Amazon.com Inc. workers nationwide went on strike Thursday at seven of the company’s delivery hubs, just days before Christmas.

Workers affiliated with the Teamsters union walked the picket lines, holding signs, in New York, Atlanta, San Francisco, Southern California, Skokie, Ill. and elsewhere in what organizers called the largest strike against the tech giant.

A Teamsters representative said the workers joined picket lines after Amazon ignored a Sunday deadline the union had set for contract negotiations. The union claims it represents 10,000 Amazon workers at 10 facilities.

“Amazon is one of the biggest, richest corporations in the world,” Gabriel Irizarry, a driver at the Skokie delivery station, said in a news release. “They talk a big game about taking care of their workers, but when it comes down to it, Amazon does not respect us and our right to negotiate for better working conditions and wages. We can’t even afford to pay our bills.”

Amazon said it doesn’t expect the strike to impact holiday shipments. A spokesperson said the company builds its sites close to where customers are, schedules shipping windows, and works with large carriers, such as UPS, to deliver products.

“We believe in the strength of our network and plan for contingencies to minimize potential operational impact or costs,” the Amazon spokesperson said.

The labor dispute is the most high-profile action yet in an escalating dispute between union members and the $2 trillion company. The Amazon union movement started in March 2022, when workers at a large Staten Island, N.Y., warehouse became the first in the U.S. to vote to unionize.

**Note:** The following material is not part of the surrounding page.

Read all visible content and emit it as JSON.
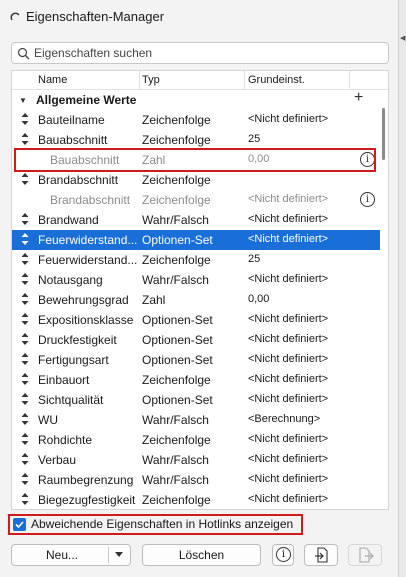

Meanwhile, a new survey of more than 1,000 corporate Amazon workers, released Thursday, showed that nearly half of the respondents said they’ve applied to new jobs because of the company’s new five day return-to-office mandate, which begins in January 2025. More than two-thirds said they’re likely to leave the company in the next year, with many expressing deep frustration with Amazon CEO Andy Jassy and his senior leadership team.
“After more than seven years of service, I have decided to resign because of the five-day RTO [return to office],” one Amazon corporate worker said in answering the survey. “It makes no sense for me to commute three hours a day (15 hours a week) to go to an office where I work with no one day-to-day because I work with a global team. That is 15 hours that I would use to work if I were at home.”